As we head into America’s 250th birthday, I think it is instructive to look at what our own Founding Fathers wanted for our future. John Adam famously wrote to Abigail “I must study Politics and War that my sons may have liberty to study mathematics and philosophy. My sons ought to study mathematics and philosophy, geography, natural history, naval Architecture, navigation, commerce and agriculture, in order to give their children a right to study painting, poetry, music, architecture, statuary, tapestry and porcelain.”
To John Adams the Revolution’s purpose was to create an environment where his children’s children could enjoy and study the arts. Later in the preamble to the Constitution James Madison would describe this as securing “the Blessings of Liberty to ourselves and our Posterity.” As the co-owner with my wife Angela of Greenfield’s historic and crossroads cultural districts anchor the Garden Cinema, we are deeply committed to helping Franklin County celebrate over the course of the next year both our history and the future of the arts.
We are pleased to have partnered with the city to make Greenfield’s historic Paul Revere Bell available for free viewing in the lobby of the Garden though Constitution Day Sept. 17, which happens to be the 50th birthday of this bicentennial baby. We are excited to announce that for free this Fourth of July, in cooperation with the Walt Disney Company and The Daughters of the American Revolution Contentment chapter, for the first time since 1957, exclusive to Greenfield and the Garden, we will show on the big screen the classic movie “Johnny Tremain.” This cinema classic is about a Massachusetts youth in the lead up to the American Revolution based on Esther Forbes’ Newbery Medal-winning children’s novel. That same weekend, we will release with much fanfare Angel Studios’ amazing colonial period film “Young Washington.” From Red, White and Blue Icees, gummy bears and ring pops to our American 250th popcorn buckets, we are all in on celebrating this patriotic historical event.
But as we look back, we must remember that Adams, Madison and the other Founding Fathers and mothers were looking forward. Forward to a time when their grandchildren could enjoy and study the arts. As we travel into the future of the American experiment, I urge you to embrace the arts. Sure, I want you to come to movies (and we will have great ones this summer like Minions and Monsters, The Odyssey, Spiderman Brave New World and Supergirl), but more I want you to embrace all that there is to celebrate in the downtown cultural district. Please go dancing, listen to live and recorded music, visit an art gallery and a great restaurant, see a play. “Study painting, poetry, music, architecture, statuary, tapestry and porcelain.” It is your American birthright.

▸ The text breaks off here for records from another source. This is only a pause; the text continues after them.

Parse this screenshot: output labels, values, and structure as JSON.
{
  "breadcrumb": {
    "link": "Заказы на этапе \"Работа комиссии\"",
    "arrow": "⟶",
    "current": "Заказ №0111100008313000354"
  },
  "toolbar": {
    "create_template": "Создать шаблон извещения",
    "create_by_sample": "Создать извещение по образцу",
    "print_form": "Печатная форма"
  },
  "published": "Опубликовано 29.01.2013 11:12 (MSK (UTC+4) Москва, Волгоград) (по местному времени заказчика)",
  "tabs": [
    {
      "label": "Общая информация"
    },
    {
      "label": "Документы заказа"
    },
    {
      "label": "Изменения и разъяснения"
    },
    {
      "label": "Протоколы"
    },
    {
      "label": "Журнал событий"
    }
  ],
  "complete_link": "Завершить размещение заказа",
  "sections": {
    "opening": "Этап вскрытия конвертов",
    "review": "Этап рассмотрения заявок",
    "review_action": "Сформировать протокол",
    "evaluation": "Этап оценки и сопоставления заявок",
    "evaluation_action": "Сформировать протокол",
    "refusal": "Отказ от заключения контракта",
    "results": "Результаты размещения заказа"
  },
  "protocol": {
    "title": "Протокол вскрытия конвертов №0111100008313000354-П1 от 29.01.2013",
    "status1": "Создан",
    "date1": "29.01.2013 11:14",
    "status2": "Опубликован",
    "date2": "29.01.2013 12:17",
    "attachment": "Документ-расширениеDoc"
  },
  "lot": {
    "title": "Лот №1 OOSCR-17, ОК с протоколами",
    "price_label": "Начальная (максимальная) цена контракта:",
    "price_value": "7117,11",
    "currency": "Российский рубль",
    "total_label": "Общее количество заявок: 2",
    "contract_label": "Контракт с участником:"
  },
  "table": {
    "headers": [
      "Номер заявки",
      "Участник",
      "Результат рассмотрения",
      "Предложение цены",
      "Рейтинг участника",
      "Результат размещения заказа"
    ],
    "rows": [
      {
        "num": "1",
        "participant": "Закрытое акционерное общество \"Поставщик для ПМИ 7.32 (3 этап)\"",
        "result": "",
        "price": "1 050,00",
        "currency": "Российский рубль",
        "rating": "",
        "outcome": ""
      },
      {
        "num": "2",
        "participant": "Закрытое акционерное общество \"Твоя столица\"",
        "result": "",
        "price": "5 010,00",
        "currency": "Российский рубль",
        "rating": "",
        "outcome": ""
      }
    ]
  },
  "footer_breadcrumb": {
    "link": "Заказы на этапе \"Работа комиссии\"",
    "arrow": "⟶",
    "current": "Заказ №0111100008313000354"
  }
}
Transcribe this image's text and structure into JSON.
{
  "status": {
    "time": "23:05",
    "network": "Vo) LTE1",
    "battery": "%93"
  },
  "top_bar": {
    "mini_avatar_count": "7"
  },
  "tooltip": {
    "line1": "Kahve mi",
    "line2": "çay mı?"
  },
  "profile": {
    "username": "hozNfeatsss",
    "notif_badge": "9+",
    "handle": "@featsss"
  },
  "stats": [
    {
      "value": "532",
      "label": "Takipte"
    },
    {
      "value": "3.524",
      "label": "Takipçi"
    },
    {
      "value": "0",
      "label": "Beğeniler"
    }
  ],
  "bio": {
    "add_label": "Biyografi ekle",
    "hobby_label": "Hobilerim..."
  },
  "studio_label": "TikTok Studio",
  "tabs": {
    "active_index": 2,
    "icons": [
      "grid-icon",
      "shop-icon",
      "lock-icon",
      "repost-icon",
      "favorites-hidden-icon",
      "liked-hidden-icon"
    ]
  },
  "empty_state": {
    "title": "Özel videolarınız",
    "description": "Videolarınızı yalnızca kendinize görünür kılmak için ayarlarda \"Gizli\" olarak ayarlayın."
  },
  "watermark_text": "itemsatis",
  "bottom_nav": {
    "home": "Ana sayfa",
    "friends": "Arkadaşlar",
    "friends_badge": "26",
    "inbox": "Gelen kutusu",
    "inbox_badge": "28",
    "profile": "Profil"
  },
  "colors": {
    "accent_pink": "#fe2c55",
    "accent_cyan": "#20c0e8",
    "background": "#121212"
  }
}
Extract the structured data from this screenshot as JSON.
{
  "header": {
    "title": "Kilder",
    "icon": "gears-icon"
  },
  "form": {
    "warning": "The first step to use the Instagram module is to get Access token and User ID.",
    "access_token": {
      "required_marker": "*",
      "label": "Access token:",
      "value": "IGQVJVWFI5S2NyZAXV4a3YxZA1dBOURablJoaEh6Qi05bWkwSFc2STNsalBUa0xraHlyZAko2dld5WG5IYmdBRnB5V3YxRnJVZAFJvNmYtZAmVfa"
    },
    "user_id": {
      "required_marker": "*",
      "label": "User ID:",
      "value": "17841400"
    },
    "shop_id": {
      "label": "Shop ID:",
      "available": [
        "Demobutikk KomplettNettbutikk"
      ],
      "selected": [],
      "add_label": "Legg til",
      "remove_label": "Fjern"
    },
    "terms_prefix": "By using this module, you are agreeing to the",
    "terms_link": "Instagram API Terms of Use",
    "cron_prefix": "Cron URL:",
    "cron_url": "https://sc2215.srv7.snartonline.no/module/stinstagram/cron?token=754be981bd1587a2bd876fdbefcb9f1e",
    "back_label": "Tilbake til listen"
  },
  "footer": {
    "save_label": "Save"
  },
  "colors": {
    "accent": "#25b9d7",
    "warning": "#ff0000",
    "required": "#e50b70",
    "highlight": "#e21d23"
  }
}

It is very easy to get caught up in the drudgery of our workaday lives. Try to be reminded that Greenfield’s very symbol, the Poet’s Seat Tower, is one embracing the artist’s ability to gain perspective through the arts. As a movie lover I like to think of that iconic scene in “Dead Poet’s Society” where Ethan Hawke gets on his desk to thank his teacher Robin Williams, and quotes Walt Whitman “Oh Captain! My Captain!” Poets know that perspective makes all the difference. Greenfield’s own Fredric Goddard Tuckerman wrote:
His heart was in his garden; but his brain
Wandered at will among the fiery stars:
Bards, heroes, prophets, Homers, Hamilcars,
With many angels, stood, his eye to gain;
This 250th year my greatest hope for you is that you make time to stop and smell the roses. After all, the arts are the blessings of liberty. More than anything this year my sincerest hope for each and every one of you is to be blessed.
Isaac Mass is a local attorney and co-owner of the Greenfield Garden Cinema.